I have a tentative idea for a project to provide a bit more help to other lapsed classicists to ease the way; apart from anything else, few have access to sufficiently equipped libraries to go it alone (or rather, not alone). That might consist of two parts: an introduction offering general hints on such matters as how to cope with the “hyperdoricism”; and a series of short disquisitions on the really tricky bits, where there is genuine uncertainty about how a line should be taken or a word parsed. Or on the other hand, certain intriguing oddities of thought: I have one in mind about a slipperiness between thought and word and perception that suggests a different relationship than ours to the “inner voice”. Needless to say, one must tread carefully, just as with Whorfian speculations about exotic languages such as Hopi embodying a different way of thinking; but it’s something I think readers should think about, rather than being glossed over. Really that one takes me beyond the idea of the sporadic commentary, as it leads straight to such questions as, but is that just a parody of Homer? Certainly beyond my competence. Many German scholars of the nineteenth century wrote fat volumes speculating about the contours of ‘archaic thought’, and the territory is treacherous.

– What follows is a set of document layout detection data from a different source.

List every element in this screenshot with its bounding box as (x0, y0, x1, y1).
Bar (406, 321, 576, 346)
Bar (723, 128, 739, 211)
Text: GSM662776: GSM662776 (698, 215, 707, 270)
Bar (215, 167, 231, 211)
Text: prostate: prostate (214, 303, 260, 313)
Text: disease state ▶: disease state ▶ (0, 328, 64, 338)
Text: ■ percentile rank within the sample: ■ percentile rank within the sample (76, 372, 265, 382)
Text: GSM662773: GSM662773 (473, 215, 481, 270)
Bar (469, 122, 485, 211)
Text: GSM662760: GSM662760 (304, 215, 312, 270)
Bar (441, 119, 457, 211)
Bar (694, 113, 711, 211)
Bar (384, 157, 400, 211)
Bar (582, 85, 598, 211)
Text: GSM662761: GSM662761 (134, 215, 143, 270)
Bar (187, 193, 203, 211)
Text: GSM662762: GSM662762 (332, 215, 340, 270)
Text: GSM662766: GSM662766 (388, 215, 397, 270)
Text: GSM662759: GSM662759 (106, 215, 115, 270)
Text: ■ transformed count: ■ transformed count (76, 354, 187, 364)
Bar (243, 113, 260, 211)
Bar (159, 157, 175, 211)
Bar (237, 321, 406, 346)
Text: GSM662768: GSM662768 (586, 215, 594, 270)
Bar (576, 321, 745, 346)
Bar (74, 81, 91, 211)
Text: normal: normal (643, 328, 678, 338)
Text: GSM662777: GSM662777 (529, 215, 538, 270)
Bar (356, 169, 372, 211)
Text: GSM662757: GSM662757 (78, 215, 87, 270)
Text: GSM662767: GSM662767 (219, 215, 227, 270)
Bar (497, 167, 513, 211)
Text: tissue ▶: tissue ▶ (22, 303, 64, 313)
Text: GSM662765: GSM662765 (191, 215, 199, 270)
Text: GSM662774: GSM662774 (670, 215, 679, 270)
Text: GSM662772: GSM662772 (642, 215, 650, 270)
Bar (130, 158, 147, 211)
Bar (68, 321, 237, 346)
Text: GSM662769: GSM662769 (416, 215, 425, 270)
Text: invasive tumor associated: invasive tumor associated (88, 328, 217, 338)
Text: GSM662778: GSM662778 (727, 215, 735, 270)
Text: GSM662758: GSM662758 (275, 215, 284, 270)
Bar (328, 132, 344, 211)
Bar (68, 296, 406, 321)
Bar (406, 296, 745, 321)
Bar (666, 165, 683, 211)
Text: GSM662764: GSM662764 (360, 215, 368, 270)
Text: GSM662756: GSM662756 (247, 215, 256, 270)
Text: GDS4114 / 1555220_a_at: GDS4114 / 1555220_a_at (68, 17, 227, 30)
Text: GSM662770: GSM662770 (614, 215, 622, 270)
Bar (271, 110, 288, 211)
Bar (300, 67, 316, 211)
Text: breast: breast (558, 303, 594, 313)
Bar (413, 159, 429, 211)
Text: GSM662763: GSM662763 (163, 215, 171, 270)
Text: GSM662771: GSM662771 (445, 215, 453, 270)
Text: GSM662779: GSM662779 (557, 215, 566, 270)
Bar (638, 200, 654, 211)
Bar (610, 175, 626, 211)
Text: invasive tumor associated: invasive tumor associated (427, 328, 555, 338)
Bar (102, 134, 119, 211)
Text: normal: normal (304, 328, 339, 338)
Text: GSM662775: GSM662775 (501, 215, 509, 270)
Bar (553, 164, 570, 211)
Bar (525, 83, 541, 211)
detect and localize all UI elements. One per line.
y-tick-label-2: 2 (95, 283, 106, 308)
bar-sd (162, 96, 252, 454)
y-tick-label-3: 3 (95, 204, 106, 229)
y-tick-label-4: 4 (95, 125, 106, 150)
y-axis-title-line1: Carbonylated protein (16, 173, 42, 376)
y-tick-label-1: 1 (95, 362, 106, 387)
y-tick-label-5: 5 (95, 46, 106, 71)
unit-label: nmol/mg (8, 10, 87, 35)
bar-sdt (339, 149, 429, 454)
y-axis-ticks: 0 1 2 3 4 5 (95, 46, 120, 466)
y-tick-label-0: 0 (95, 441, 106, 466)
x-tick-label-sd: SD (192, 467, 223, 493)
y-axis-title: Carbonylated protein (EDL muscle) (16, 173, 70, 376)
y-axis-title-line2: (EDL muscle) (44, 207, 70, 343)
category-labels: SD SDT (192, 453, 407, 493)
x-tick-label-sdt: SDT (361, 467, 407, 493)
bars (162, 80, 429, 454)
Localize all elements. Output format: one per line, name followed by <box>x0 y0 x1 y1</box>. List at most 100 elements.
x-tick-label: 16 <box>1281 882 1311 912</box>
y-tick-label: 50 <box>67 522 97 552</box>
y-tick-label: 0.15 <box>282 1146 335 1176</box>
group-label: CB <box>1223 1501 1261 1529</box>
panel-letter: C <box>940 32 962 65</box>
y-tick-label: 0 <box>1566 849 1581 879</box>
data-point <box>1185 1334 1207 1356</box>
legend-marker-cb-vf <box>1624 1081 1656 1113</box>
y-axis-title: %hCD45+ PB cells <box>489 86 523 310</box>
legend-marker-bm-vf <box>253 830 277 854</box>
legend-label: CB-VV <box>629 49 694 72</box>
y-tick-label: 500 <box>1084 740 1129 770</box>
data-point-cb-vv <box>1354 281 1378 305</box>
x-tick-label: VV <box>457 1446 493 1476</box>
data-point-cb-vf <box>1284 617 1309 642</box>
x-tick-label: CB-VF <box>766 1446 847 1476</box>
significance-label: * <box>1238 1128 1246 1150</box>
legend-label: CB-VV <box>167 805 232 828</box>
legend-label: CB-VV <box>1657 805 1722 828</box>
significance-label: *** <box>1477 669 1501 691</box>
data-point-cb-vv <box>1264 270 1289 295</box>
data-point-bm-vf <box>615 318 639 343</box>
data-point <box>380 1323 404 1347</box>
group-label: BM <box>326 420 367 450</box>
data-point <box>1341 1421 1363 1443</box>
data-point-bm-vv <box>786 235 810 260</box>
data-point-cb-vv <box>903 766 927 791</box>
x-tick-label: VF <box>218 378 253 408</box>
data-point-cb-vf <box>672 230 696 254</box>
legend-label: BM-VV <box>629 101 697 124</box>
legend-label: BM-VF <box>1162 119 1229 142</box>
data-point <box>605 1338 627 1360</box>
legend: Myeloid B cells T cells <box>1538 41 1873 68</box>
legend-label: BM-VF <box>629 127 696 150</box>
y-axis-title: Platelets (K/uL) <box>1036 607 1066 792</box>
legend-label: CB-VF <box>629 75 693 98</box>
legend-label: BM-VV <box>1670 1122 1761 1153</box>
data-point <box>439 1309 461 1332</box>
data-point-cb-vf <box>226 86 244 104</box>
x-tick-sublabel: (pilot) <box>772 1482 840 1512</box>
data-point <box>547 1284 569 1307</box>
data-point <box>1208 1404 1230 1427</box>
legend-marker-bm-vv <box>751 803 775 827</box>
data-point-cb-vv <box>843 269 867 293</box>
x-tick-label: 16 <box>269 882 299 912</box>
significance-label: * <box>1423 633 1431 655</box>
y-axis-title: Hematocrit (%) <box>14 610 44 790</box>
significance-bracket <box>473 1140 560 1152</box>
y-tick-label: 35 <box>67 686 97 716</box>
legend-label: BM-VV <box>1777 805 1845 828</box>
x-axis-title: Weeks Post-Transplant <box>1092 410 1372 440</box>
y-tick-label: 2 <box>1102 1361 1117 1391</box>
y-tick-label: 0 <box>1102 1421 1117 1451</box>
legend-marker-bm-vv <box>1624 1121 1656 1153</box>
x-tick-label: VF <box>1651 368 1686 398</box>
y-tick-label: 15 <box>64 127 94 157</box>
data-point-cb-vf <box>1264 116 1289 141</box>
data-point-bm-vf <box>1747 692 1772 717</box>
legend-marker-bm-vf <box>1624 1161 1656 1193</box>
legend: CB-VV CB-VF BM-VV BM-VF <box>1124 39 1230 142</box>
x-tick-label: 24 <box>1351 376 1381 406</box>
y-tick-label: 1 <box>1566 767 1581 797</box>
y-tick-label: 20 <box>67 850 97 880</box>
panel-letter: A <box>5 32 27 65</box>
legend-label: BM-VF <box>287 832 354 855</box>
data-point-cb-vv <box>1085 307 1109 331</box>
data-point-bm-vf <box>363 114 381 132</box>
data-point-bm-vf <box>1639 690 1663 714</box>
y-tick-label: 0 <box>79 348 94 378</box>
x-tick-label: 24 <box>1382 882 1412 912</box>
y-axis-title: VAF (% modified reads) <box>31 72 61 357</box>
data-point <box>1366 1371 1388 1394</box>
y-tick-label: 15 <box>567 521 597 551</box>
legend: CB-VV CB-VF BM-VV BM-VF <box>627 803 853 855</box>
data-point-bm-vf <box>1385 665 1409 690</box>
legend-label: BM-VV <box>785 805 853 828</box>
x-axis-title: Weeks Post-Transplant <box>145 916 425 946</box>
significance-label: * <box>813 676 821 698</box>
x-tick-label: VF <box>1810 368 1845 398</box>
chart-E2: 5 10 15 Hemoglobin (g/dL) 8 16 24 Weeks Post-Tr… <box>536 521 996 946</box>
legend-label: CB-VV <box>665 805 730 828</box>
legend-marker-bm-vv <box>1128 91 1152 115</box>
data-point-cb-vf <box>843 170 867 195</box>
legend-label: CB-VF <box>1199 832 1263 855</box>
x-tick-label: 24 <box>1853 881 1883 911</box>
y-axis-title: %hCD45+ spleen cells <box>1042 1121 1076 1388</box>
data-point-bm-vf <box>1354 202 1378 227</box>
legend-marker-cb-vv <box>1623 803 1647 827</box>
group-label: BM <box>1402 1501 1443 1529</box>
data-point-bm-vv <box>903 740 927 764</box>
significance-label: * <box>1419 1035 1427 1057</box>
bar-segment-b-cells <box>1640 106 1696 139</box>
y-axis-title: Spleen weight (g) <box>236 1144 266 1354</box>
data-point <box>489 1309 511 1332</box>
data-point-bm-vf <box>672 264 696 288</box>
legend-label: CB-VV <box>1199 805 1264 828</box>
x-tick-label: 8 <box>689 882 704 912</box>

For now — having read just two Idylls — I’m turning to a diversion. In March I mean to see a play on the Phaedra myth, and I thought it would be fun to read the classical texts (by Euripides, Seneca and Racine). I dipped into the first (Hippolytus) and the Greek is so easy by contrast with tricksy Theocritus! It’s a lot to read in a few weeks, and I’ll have to be more hare than tortoise, or fail.

Before I do that, though, I would like to try the experiment of reading the third Idyll in just a few days. There is another tension which is that of confidence: if you doubt everything, you can make no more progress than Achilles, faced with the lumbering tortoise always just ahead of him. It’s a test of how much osmosis has occurred through this immersion. Or how much fire is in my Grecian mind.